Стебун усадил ее на кушетку. Луговой наконец поверил в то, что сообщенное ему Стебуном — не сон. Он на миг схватил за руки Стебуна, обещая с клятвенной силой:
— Товарищ Стебун! Раньше я не верил ни во что человеческое. Считал разговор о человечности фальшью и политикой. На большевиков смотрел боком. Но Шаповал уже меня приручил. Теперь вы... Ах, если бы вы знали! Я ваш навеки! Теперь скажите только слово мне... Что мне делать, чтобы стоить большевиков?
Стебун махнул рукой и отвернулся, скрывая судорожно перекосившееся лицо.
— Ничего, ничего, товарищ Луговой.

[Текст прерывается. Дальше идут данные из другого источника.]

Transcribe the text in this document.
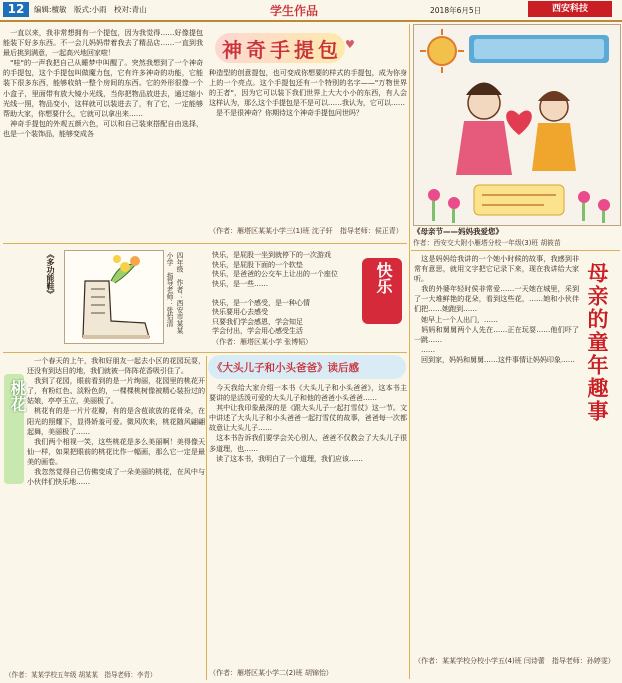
12	编辑:檀敏　版式:小雨　校对:青山	学生作品	2018年6月5日	西安科技
　一直以来，我非常想拥有一个提包，因为我觉得……好像提包能装下好多东西。不一会儿妈妈带着我去了精品店……一直到我最后挑到满意，一起高兴地回家啦！
　"哇"的一声我把自己从睡梦中叫醒了。突然我想到了一个神奇的手提包，这个手提包叫做魔力包，它有许多神奇的功能，它能装下很多东西，能够收纳一整个房间的东西。它的外形很像一个小盒子，里面带有放大镜小光线，当你把物品放进去，通过缩小光线一照，物品变小，这样就可以装进去了，有了它，一定能够帮助大家，你想要什么，它就可以拿出来……
　神奇手提包的外观五颜六色，可以和自己装束搭配自由选择，也是一个装饰品，能够变成各
神奇手提包 ♥
种造型的创意提包，也可变成你想要的样式的手提包，成为你身上的一个亮点。这个手提包还有一个特别的名字——"万物世界的王者"，因为它可以装下我们世界上大大小小的东西，有人会这样认为，那么这个手提包是不是可以……我认为，它可以……
　是不是很神奇？你期待这个神奇手提包问世吗？
（作者：雁塔区某某小学三(1)班 沈子轩　指导老师：侯正青）	《母亲节——妈妈我爱您》
作者：西安交大附小雁塔分校一年级(3)班 胡筱苗
《多功能鞋》	四年级　作者：西安市某某小学　指导老师：张怡清	快乐，是屁股一坐到就停下的一次游戏
快乐，是屁股下面的一个软垫
快乐，是爸爸的公交车上让出的一个座位
快乐，是一些……

快乐，是一个感受，是一种心情
快乐要用心去感受
只要我们学会感恩，学会知足
学会付出，学会用心感受生活

（作者：雁塔区某小学 张博韬）
快乐
桃花
　一个春天的上午，我和好朋友一起去小区的花园玩耍，还没有到达目的地，我们就被一阵阵花香吸引住了。
　我到了花园，眼前看到的是一片绚丽，花园里的桃花开了，有粉红色、淡粉色的，一棵棵桃树像被精心装扮过的姑娘，亭亭玉立，美丽极了。
　桃花有的是一片片花瓣，有的是含苞欲放的花骨朵，在阳光的照耀下，显得娇羞可爱。微风吹来，桃花随风翩翩起舞，美丽极了……
　我们两个相视一笑，这些桃花是多么美丽啊！美得像天仙一样，如果把眼前的桃花比作一幅画，那么它一定是最美的画卷。
　我忽然觉得自己仿佛变成了一朵美丽的桃花，在风中与小伙伴们快乐地……
（作者：某某学校五年级 胡某某　指导老师：李青）
《大头儿子和小头爸爸》读后感
　今天我给大家介绍一本书《大头儿子和小头爸爸》，这本书主要讲的是活泼可爱的大头儿子和他的爸爸小头爸爸……
　其中让我印象最深的是《跟大头儿子一起打雪仗》这一节。文中讲述了大头儿子和小头爸爸一起打雪仗的故事，爸爸每一次都故意让大头儿子……
　这本书告诉我们要学会关心别人，爸爸不仅教会了大头儿子很多道理，也……
　读了这本书，我明白了一个道理，我们应该……
（作者：雁塔区某小学二(2)班 胡锦怡）
　这是妈妈给我讲的一个她小时候的故事，我感到非常有意思，就用文字把它记录下来，现在我讲给大家听。
　我的外婆年轻时侯非常爱……一天她在城里，采到了一大堆鲜艳的花朵，看到这些花，……她和小伙伴们把……她跑到……
　她早上一个人出门，……
　妈妈和舅舅两个人先在……正在玩耍……他们吓了一跳……
　……
　回到家，妈妈和舅舅……这件事情让妈妈印象…… 母亲的童年趣事
（作者：某某学校分校小学五(4)班 闫诗蕾　指导老师：孙婷雯）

Я знаю, что переделывает людей. Огонь высекают из камня, а я на добывание огня из людских душ отдал полжизни, да отдам и вторую половину... Проживем! Скажите теперь, где вы живете? Найдется, где вам переночевать там всем?
— Ах, поместимся! — отмахнулся Луговой. — Будем собираться, Льола.
Русаков взял ребенка. Льола поспешно оделась, оглядываясь.
— Вещи потом возьмете, какие надо, — предупредил ее Стебун, пряча глаза.
Льола чувствовала в себе что-то предназначавшееся для одного Стебуна. Это чувство заставляло ее разрываться надвое. И, прежде чем уйти, она виновато, как приговоренная к смерти, склонила голову. Но Стебун не дал ей опомниться.
— Я вас провожу до извозчика, — предупредил он неловкость несчастного для себя прощанья.
И вместе с ними он вышел на улицу. А здесь, обменявшись прощальными приветствиями, они расстались. Стебун тяжело возвратился в свое, снова осиротелое обиталище.
Нелегко далось Стебуну его самоотречение в пользу счастья Лугового и Льолы. Спасти Лугового от всяких неожиданностей он постарался и в это дело свою душу вложил, но зато у себя самого опустошил сердце. Спасло его одно: он был политическим бойцом и одним из застрельщиков того выступления, в которое вложил все свои помыслы, сколько-нибудь не касавшиеся Льолы.
Роковая развязка узла, свитого жизнью из его чувств и чувств Льолы и вдруг лопнувшего, надломила, но не сломила его. Еще в те часы, когда он, оставив в своей комнате Лугового и Льолу, пошел к той женщине, которая была верным спутником Ленина, а от нее — к Кердоде и другим, возглавлявшим политические учреждения товарищам, чтобы вступиться за Лугового, — уже тогда он почувствовал, что новая шутка жизни бесследно для него не пройдет.